The ability to appreciate excellence and beauty is an aspect we use every day! For instance, when deciding on what outfit to wear.
Another admirable skill I believe Lego may ignite in children is a drive for success, with that ‘want’ of the Lego builds to be pleasing to the eye as well as appreciable. Whether it be to do well on sports day, in exams, or to smash an interview, a drive for success can only been seen in a good light.
Both of these skills are amazing attributes to have, not only as a child growing up, but even as an adult.
The last skill that I think is one of, if not the, most important developed by Lego; Resilience.
Resilience is the ability to bounce back, be that from a difficulty or a tough situation.
Now you may be wondering how Lego can help children develop such a skill.
When playing with Lego it’s almost inevitable that, at one point, it will all fall apart and you’ll be left with a pile of multi-coloured blocks scattered all over the floor (usually the reason most of us know the brutal pain of stepping, barefoot, on a unsuspected piece of Lego hidden within a carpet).
This setback I believe triggers the aspect of resilience, seeing hours of work result in a spaceship broken in two with bits and pieces scattered everywhere. Do the children give up and never play with Lego again?
No, they pick up the pieces and go again!

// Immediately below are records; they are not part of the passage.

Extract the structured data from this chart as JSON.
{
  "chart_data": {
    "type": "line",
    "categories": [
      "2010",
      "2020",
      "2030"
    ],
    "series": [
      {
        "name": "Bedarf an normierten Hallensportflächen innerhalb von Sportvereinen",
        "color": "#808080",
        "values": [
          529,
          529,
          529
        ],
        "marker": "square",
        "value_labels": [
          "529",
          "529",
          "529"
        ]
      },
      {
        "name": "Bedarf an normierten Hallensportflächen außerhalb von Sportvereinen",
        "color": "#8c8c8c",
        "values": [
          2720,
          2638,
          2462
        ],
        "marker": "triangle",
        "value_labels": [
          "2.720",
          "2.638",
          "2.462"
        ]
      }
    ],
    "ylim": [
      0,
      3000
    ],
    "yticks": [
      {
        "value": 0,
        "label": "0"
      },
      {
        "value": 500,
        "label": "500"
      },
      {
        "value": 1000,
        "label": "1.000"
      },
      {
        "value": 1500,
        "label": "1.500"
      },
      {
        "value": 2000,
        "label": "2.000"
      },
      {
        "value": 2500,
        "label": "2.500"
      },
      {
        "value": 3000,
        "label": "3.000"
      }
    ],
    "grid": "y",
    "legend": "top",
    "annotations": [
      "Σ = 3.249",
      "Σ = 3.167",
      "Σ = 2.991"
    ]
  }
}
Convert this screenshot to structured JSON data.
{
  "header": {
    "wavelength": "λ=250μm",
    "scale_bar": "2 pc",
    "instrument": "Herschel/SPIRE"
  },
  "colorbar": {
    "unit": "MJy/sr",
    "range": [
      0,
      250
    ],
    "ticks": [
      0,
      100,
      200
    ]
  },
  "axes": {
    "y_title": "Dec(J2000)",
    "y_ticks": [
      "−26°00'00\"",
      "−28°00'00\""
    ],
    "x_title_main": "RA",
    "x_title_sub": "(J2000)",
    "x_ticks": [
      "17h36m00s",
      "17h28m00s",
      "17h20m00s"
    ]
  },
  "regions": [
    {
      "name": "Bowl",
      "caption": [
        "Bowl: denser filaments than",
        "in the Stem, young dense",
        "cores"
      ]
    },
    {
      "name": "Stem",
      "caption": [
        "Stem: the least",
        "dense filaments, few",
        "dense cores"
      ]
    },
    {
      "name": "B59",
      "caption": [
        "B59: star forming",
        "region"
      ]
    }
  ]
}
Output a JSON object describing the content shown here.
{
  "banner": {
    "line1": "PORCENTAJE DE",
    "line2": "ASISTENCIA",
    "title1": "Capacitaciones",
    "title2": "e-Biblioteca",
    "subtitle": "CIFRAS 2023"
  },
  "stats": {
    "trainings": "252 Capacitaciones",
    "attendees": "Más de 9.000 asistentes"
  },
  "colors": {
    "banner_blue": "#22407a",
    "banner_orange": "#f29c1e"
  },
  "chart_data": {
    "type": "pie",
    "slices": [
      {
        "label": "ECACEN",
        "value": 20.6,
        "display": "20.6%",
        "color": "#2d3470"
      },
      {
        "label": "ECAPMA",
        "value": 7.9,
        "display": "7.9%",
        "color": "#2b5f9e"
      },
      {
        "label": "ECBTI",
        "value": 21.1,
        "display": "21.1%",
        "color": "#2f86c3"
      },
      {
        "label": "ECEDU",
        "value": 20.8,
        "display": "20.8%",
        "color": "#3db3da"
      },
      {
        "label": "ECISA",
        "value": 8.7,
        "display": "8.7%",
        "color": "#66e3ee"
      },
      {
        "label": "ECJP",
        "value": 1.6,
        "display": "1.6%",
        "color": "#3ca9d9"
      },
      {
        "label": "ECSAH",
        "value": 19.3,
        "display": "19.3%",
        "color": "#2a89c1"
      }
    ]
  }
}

Even though hours of work have been suddenly destroyed from an accidental drop, they can still see past the problem and bounce back from it. This helps them see the best out of a bad situation – yes you’ve invested loads of time into building something, but now you can spend even more time building a bigger and better version!
This skill stays with us throughout our lives.
Whether it be getting poor grades in school and working hard to get better ones, or maybe not getting your dream job but seeing it as a reason to push harder next time.
Even if you are a business owner, do you just leave your business through the bad times? Or do you pick the blocks up, bounce back, and go again – this time with more determination and drive than ever before?